Entre 13 et 18 ans : attention danger !



En vieillissant, cette question des stéréotypes est de plus en plus facile à assimiler, mais du côté des ados se pose un autre problème : l'école, tout comme la famille, ne sont plus les seuls lieux de diffusion du savoir. "Il faut en effet accepter l'idée qu'aujourd'hui, les enfants ont d'autres sources d'information pour se forger une opinion. Les parents doivent se préoccuper de ça s'il ne veulent pas que leurs enfants partent vers des chemins compliqués", prévient Jacques Fredj.  
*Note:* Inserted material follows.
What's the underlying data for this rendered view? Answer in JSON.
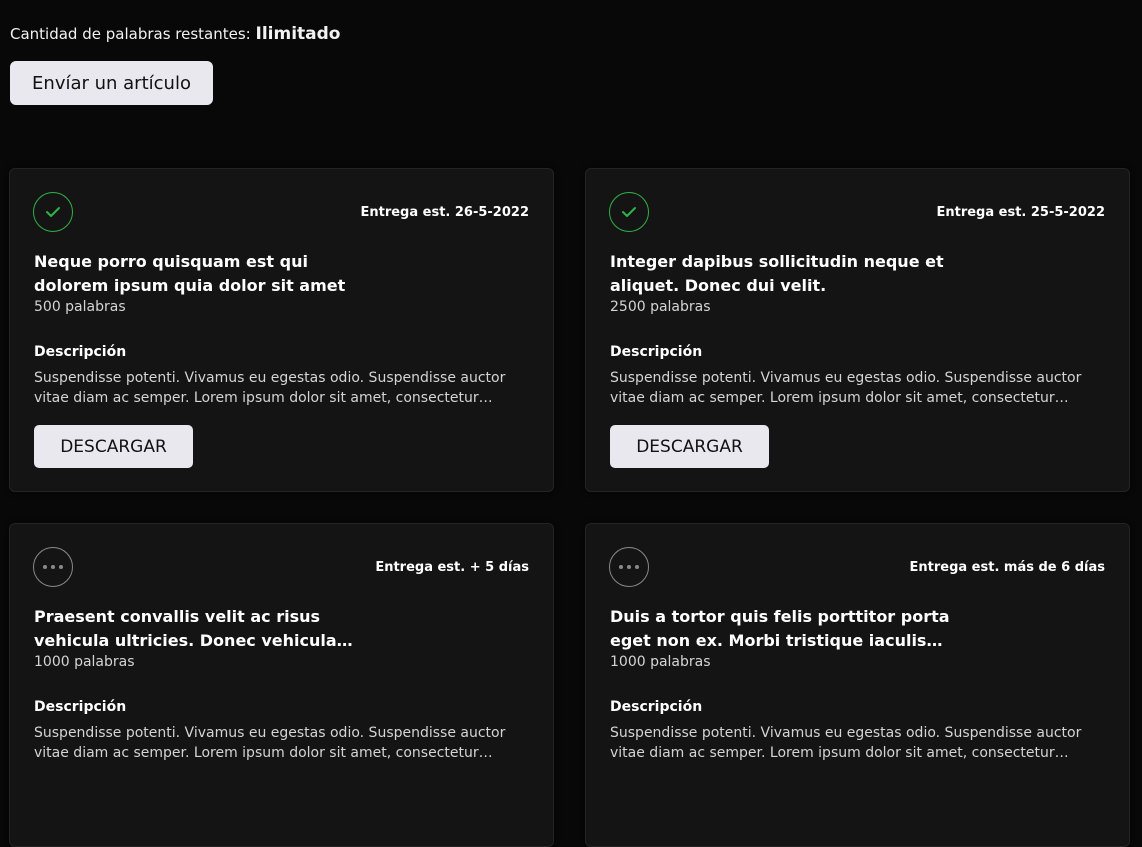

Le psychopédagogue Alain Sotto se montre encore plus inquiet : "La pire des choses, et là je suis catégorique, c'est le négationnisme, du style 'on n'a pas atterri sur la Lune, les camps de concentration n'ont jamais existé...' J'interrogeais ainsi un jeune en consultation pour savoir pourquoi il n'aimait pas les cours d'histoire et il m'a répondu : 'tout ce qui s'est passé avant ma naissance ne m'intéresse pas !'. Cela ne voulait rien dire pour lui, et évidemment il avait les pires notes dans cette matière. Du coup, je dis : attention danger. Par ailleurs, comme les jeunes ne lisent plus, ils vont sur YouTube, là où pullulent tous les films complotistes. En tant que parent, il est plus que jamais nécessaire de savoir quel est le niveau de croyances et d'information de son enfant". 
"Dans toutes les théories complotistes, l'antisémitisme est central, renchérit Jacques Fredj. C'est vieux comme le monde mais c'est encore plus vrai aujourd'hui. Cela fait partie du café du commerce et ce n'est pas l'apanage des adultes. Il y a aussi cette vision particulière des jeunes qui vivent dans certaines banlieues compliquées, où il y a un antisémitisme et un antisionisme importé des pays du Maghreb. Tout ça s'accumule et finalement, le préjugé antisémite est un sujet partagé par toutes les couches de la société française".
Une chose est sûre, nos trois spécialistes se rejoignent pour dire que l'éducation joue un rôle fondamental face à ces questions de racisme et d'antisémitisme et qu'il n'y a pas de fatalité. "On ne doit pas penser qu'il n'y a plus rien à faire. Il est vrai qu'avec un adulte qui a passé un certain âge et dont les idées sont très enracinées, il est très compliqué de faire bouger les positions. Mais pour un jeune qui a tout à découvrir de la vie, c'est facile", assure Jacques Fredj. "La famille joue un rôle de prévention essentielle, notamment avant la période où les adolescents deviennent rebelles, et qu'ils veulent prendre le contre-pied de leurs parents et de l'école, mais avant on a un boulevard", conclut-il. Par ailleurs, sachez que du 21 au 28 mars, se déroulera la Semaine d'éducation et d'actions contre le racisme et l'antisémitisme. Son objectif est de sensibiliser les élèves des écoles, collèges et lycées, à la prévention de toutes les formes de discriminations.